A expiação desconhecida


É bem conhecida dos espíritas a existência de expiações, e alguns as associam, de imediato, à palavra carma, do sânscrito, antiga língua sagrada indiana, significando ação ou ato deliberado.

A Terra, ainda em estágio de mundo de provas e expiações justifica, plenamente, a existência generalizada dos sofrimentos, dores, dificuldades, cruzes, pontuando o nosso cotidiano.

Revendo a definição de expiação, temos:

Expiação – pena que sofrem os Espíritos como punição das faltas cometidas durante a vida corporal. A expiação, sofrimento moral, ocorre no estado de erraticidade como o sofrimento físico ocorre no estado corporal. As vicissitudes e os tormentos da vida corporal são, ao mesmo tempo, provas para o futuro e expiação do passado.1

Portanto, expiar está associado a uma falta, deslize, ou algum erro, praticado em existências passadas, ou nesta mesma, pois a nossa vida atual possui também o seu passado, dito recente. Além disso, o conjunto de tormentos da vida corporal, servem para não só expiar o passado, mas também surgem, naturalmente das provas que devemos enfrentar, de forma regular, pois sem elas, jamais se atingiria a perfeição relativa.

Interessante destacar que no plano espiritual, em princípio, não há expiação física, pois o Espírito está livre da matéria, contudo o processo de desencarnação é lento, ou seja, a influência provocada pelo perispírito, ainda muito material, causa no Espírito um verdadeiro tormento, quanto mais intenso, quanto mais tenha sido a vida sensual e egoísta do Espírito, durante a sua última reencarnação.

Quando se lê em obras subsidiárias que o Espírito tem sede, fome, frio, cansaço..., deve-se entender estes sofrimentos e dores como abstratos, pois o ser imortal, do lado de lá, prescinde do alimento e do agasalho, mas ainda sente estas necessitadas, pois o seu processo de desencarnação, que significa a perda dos desejos e necessidades materiais que possuía na Terra, ainda não se completou, é preciso tempo e paciência, de modo que o perispírito se desmaterialize.

O primeiro significado destacado, na definição anterior, está bem enraizado nos adeptos da Doutrina espírita, fala-se em doença, pobreza, fome..., e, imediatamente, pensamos em expiações, esquecendo-nos, contudo, das provas, com a capacidade de também comunicar estas situações, são as expiações desconhecidas, da maioria.

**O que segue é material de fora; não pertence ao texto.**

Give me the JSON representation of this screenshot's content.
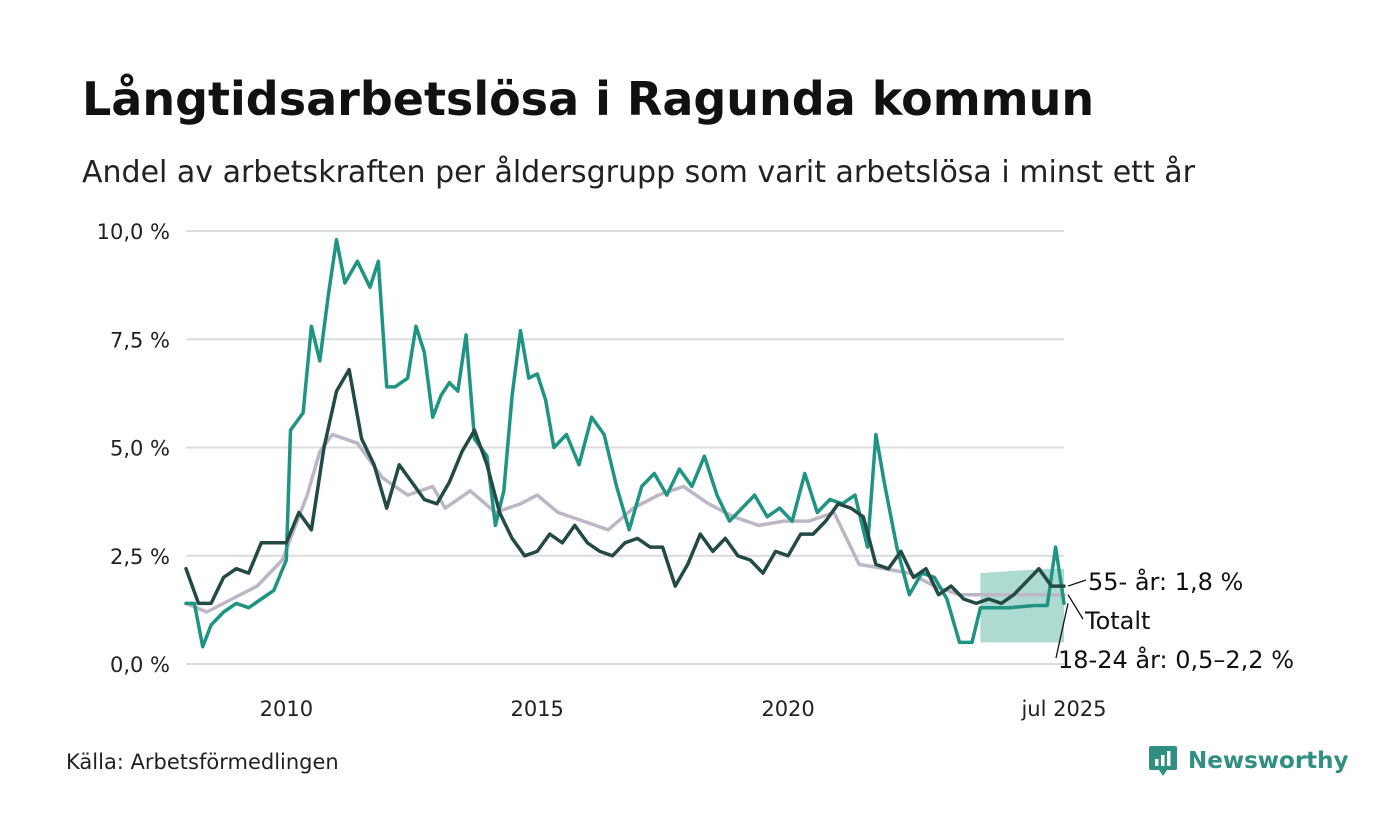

É por isso que na terceira obra fundamental do Espiritismo, há um conceito fundamental para estabelecer a diferença entre estes dois mecanismos de evolução - a prova e a expiação. Oportuno lembrar que as missões completam a lista de possibilidades para promover o nosso progresso:

Não há crer, no entanto, que todo sofrimento suportado neste mundo denote a existência de uma determinada falta. Muitas vezes são simples provas buscadas pelo Espírito para concluir a sua depuração e ativar o seu progresso. Assim, a expiação serve sempre de prova, mas nem sempre a prova é uma expiação.2

Essa nuance sobre o conceito de expiação, pode ser também notada por meio da leitura mais atenta da obra mais básica do Espiritismo. Nesta, percebe-se, claramente, um tipo de expiação que não está vinculada apenas a deslizes passados, entretanto, todos nós a experimentamos em grande extensão, e a todo momento:

Qual o objetivo da encarnação dos Espíritos?

“Deus lhes impõe a encarnação com o fim de fazê-los chegar à perfeição.

Para uns, é expiação; para outros, missão. Mas, para alcançarem essa perfeição, têm que sofrer todas as vicissitudes da existência corpórea: nisto é que consiste a expiação. [...]3

Observemos não ter sido enfatizado ser esta expiação apenas o resultado de condutas passadas, não, o próprio processo de ocupar um corpo de carne - encarnar, impõe ao Espírito certos desconfortos, tais como, fome, frio, dor, sofrimentos físicos, medo, todos exemplos de expiações sob a óptica de Deus.

É um tanto desconcertante observar o significado de expiação sob este prisma, ou seja, já expiamos pelo simples fato de encarnarmos pela primeira vez e, mais à frente, toda a vez que reencarnamos. Cada vivência em um mundo material define uma série de dificuldades, chamadas também de expiações, aspecto pouco notado por muitos.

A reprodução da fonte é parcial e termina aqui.